Application of IgG-Derived Natural Treg Epitopes (IgG Tregitopes) to Antigen-Specific Tolerance Induction in a Murine Model of Type 1 Diabetes

1EpiVax, Inc., 146 Clifford Street, Providence, RI 02903, USA
2University of Maryland School of Medicine, Baltimore, MD 21201, USA
3Alpert Medical School of Brown University, Providence, RI 02912, USA
4University of Massachusetts Medical School, Worcester, MA 01655, USA
5Uniformed Services University of Health Sciences (USUHS), Bethesda, MD 20814, USA

Received 9 October 2012; Revised 11 January 2013; Accepted 19 January 2013

Academic Editor: Åke Lernmark

Copyright © 2013 Leslie P. Cousens et al. This is an open access article distributed under the Creative Commons Attribution License, which permits unrestricted use, distribution, and reproduction in any medium, provided the original work is properly cited.

Abstract

HLA class II-restricted regulatory T cell (Treg) epitopes in IgG (also called “Tregitopes”) have been reported to suppress immune responses to coadministered antigens by stimulating the expansion of natural Tregs (nTregs). Here we evaluate their impact on human immune responses to islet cell antigens ex vivo and on the modulation of type 1 diabetes (T1D) in a murine model in vivo. Co-administration of Tregitopes and T1D antigens delayed development of hyperglycemia and reduced the incidence of diabetes in NOD mice. Suppression of diabetes could be observed even following onset of disease.
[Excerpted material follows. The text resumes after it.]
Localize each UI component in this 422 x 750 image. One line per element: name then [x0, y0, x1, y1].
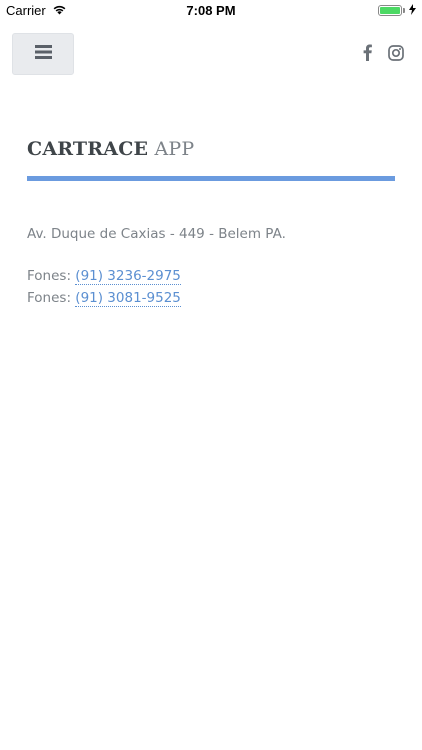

To measure the impact of Tregitope treatment on T cell responses, we evaluated the effect of Tregitope treatment in DO11.10 mice. Upregulation of FoxP3 in KJ1-26-stained OVA-specific CD4+ T cells was observed following treatment of DO11.10 mice with Tregitopes, along with reductions in anti-OVA Ig and T effector responses. In ex vivo studies of human T cells, peripheral blood mononuclear cells’ (PBMC) responses to GAD65 epitopes in the presence and absence of Tregitope were variable. Suppression of immune responses to GAD65 epitopes ex vivo by Tregitope appeared to be more effective in assays using PBMC from a newly diagnosed diabetic subject than for other more established diabetic subjects, and correlation of the degree of suppression with predicted HLA restriction of the Tregitopes was confirmed. Implementation of these defined regulatory T cell epitopes for therapy of T1D and other autoimmune diseases may lead to a paradigm shift in disease management.